Unstructured data analytics is a fundamental technology in many AI applications in various domains, ranging from conversation to recommender systems and from fintech to healthcare. It aims to perceive data of different modalities, e.g., texts and video, by recognizing their labels or hidden structures with deep learning models. We are particularly interested in incorporating knowledge guidance from Multimodal Knowledge Graph (MMKG) into deep neural models for analyzing heterogeneous data, including texts, videos, and time-series data, and verifying them in any domain of interest.
Different from conventional text-based Knowledge Graph (KG) (such as YAGO), MMKG highlights the complementary knowledge of different modalities. To date, however, only a few works have been done on MMKG, and the curated KGs are still far from complete. To fill this research gap, we aim to extend research on text-based KG construction to multimodal information sources. Besides, we will organize and explore knowledge based on events, which have a stronger expressiveness than entities for understanding the semantics of multimodal data.

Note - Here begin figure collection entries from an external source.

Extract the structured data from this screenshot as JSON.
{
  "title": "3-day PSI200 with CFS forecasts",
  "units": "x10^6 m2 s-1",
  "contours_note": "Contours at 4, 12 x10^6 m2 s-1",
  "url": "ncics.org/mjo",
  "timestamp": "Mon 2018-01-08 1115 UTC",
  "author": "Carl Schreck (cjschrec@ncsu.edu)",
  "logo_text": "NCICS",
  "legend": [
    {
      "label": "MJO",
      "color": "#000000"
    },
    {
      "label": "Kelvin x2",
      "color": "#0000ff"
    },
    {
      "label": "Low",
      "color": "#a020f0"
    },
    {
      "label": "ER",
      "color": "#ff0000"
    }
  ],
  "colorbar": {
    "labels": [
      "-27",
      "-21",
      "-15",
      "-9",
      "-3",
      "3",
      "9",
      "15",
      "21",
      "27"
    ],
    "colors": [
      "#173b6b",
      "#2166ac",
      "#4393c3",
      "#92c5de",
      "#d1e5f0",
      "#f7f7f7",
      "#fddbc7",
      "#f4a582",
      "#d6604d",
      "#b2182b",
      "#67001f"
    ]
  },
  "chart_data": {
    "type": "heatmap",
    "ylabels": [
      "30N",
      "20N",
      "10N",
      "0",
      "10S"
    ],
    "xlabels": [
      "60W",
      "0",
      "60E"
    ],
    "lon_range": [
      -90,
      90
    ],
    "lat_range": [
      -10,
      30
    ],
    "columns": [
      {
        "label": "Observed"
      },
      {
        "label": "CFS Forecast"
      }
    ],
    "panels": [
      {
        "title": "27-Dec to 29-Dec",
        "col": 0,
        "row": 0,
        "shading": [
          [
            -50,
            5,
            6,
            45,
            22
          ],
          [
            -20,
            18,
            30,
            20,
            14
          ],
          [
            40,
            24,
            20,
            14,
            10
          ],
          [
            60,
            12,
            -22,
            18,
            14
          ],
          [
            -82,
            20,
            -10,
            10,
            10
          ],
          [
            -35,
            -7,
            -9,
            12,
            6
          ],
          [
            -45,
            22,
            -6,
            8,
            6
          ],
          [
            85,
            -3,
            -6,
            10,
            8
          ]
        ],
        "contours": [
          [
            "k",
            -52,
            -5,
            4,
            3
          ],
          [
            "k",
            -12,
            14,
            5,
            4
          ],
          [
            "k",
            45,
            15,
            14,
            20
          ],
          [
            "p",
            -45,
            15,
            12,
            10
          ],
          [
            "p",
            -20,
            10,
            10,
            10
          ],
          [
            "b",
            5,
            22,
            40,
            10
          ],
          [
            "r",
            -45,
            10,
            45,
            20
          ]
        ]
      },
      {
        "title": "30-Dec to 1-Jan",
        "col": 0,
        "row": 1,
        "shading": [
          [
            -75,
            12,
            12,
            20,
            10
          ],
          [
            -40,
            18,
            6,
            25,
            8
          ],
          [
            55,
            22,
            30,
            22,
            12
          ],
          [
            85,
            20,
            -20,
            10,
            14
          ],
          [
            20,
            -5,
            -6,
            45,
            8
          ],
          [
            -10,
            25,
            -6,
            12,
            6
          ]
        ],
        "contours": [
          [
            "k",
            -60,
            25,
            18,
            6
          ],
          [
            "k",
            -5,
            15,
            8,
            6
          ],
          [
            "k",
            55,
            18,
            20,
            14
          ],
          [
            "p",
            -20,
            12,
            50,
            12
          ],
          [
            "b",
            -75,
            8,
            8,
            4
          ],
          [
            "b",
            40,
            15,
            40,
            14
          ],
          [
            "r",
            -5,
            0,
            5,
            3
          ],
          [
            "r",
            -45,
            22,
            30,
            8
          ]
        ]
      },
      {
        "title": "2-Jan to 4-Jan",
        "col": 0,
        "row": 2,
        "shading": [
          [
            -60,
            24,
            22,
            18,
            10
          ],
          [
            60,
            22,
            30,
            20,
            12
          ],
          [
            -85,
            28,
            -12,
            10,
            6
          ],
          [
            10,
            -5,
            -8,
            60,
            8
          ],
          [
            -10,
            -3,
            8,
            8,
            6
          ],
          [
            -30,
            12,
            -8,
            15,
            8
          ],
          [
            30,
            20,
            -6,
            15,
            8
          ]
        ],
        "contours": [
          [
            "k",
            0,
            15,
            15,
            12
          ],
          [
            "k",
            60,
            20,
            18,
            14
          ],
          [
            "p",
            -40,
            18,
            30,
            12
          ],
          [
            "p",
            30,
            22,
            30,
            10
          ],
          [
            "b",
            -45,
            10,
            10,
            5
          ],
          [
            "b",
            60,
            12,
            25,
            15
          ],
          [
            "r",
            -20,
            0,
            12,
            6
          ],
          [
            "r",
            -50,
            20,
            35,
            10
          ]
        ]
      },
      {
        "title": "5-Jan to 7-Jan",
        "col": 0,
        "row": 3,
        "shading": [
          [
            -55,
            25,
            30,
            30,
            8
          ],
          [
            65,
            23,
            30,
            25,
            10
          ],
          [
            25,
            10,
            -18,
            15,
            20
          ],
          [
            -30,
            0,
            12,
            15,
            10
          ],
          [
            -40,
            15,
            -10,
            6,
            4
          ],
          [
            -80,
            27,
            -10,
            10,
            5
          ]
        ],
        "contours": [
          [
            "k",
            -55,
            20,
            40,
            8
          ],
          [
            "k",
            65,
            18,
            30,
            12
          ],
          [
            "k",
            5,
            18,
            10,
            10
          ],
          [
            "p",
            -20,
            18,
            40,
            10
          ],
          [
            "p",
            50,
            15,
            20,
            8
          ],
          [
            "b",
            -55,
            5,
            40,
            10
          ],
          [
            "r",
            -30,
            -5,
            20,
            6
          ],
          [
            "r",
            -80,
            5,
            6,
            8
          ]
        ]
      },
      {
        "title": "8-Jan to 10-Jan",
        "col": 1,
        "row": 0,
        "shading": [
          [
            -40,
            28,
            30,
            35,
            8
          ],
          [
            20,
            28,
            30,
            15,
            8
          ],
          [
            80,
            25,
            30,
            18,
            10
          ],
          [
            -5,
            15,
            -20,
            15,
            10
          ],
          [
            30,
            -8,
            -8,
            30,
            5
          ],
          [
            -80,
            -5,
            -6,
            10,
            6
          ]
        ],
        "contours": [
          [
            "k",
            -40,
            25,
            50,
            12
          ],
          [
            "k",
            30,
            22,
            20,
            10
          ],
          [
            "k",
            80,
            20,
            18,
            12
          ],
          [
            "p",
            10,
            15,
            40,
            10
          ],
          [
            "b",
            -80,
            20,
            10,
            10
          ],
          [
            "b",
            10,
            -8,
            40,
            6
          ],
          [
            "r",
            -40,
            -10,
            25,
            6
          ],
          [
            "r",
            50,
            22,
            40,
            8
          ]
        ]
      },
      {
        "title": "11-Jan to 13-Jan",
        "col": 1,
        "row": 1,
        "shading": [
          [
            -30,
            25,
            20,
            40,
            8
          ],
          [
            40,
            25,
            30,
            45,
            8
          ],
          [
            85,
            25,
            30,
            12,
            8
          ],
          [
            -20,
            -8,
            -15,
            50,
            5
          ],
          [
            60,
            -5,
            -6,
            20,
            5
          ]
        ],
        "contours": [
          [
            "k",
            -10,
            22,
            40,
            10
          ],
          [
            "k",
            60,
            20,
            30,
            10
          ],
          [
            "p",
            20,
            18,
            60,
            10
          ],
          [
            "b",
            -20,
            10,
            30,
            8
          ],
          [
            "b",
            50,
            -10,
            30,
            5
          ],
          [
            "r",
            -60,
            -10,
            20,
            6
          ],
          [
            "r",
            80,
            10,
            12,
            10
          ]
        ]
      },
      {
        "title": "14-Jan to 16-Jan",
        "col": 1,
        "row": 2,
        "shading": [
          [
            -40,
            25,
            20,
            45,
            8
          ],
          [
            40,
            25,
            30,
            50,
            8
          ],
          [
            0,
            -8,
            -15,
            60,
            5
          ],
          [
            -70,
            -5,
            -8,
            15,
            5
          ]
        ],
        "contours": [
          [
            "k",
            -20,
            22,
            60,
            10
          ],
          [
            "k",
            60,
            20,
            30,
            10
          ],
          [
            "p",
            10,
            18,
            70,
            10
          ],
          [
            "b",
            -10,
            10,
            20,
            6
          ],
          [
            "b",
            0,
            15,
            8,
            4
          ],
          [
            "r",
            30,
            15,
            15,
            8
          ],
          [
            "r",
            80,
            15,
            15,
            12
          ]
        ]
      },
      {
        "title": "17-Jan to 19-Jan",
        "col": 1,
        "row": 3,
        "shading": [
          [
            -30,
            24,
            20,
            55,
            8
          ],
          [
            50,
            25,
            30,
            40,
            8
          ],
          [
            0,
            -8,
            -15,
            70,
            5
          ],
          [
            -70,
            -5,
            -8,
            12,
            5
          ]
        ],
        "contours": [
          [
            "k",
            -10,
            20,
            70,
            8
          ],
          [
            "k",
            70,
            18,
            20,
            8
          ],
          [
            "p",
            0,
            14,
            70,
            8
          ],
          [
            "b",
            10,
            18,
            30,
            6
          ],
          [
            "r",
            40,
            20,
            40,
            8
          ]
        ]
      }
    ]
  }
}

Based on MMKG, we aim to push forward the analysis of unstructured texts from shallow to deep understanding and from coarse-grained to fine-grained levels. The incorporated knowledge can provide the necessary backgrounds for text understanding and reasoning ability for downstream applications. However, the finer granularities will bring in issues of limited annotations for training. Thus, we will focus on incorporating prior knowledge for few-shot learning on texts and developing knowledge inference to verify and correct the unreliable text analytics.
The visual medium is another key component of MMKG because of the abundance of such information on the Internet. For video, visual relation understanding is a challenging task since it requires the system to understand many aspects of two visual entities, including appearance, action, and interactions between them. It permits the convergence of multimodal knowledge in which the visual relation and semantic relation can be seamlessly linked to form coherent MMKG. Here, we aim to mine the relations in an extensive collection of videos and discover visual knowledge to enhance the existing knowledge graphs with visual supports and common-sense knowledge. By taking this prior knowledge as guidance, we can further build a robust information filtering system, which is particularly useful for many video websites and apps, such as information filtering.
Given the increasing amount of multimodal data, it is essential to advance the studies of multimodal search and recommendation to alleviate the information overload problem of users. However, the current recommendation systems estimate user preferences through historical user behaviors; they hardly know what the user exactly likes and the exact reasons they like an item. Hence, often fail to provide accurate and explainable recommendation service. To tackle this problem, we envision a Multimodal Conversational Search and Recommendation (MCSR) system that is capable of resolving the information asymmetry problem by directly asking for user’s intent through multiple turns of conversations. Such a system is able to make decisions based on clearer user intentions, thus greatly improving transparency and robustness. Our team has made solid foundations of MCSR with heterogeneous data and has played a leading role in the current stage of MCSR. Building on this foundation, we will move towards the next step to develop advanced MCSR techniques and their real-world applications.
The research breakthroughs that we aim to achieve in this direction include:
The incorporation of textual and visual semantics towards the robust construction and updates of MMKG.
Representation learning over KG captures the evolution of structures over time.
The fundamental theories and framework for MCSR; in particular, on how to design intervention strategies to seamlessly integrate conversations into multimodal search in order to better help users navigating the complex search process.
Advanced multimodal search techniques include the study of emerging powerful techniques of contrastive learning and causal reasoning and the exploration of how such techniques can contribute to the effectiveness of MCSR.
User simulator to offer a scalable, reproducible, and cost-efficient solution to building and evaluating a dialogue agent for MCSR. This is in contrast to the current reliance on human-based trials, which are very costly while not scalable and reproducible.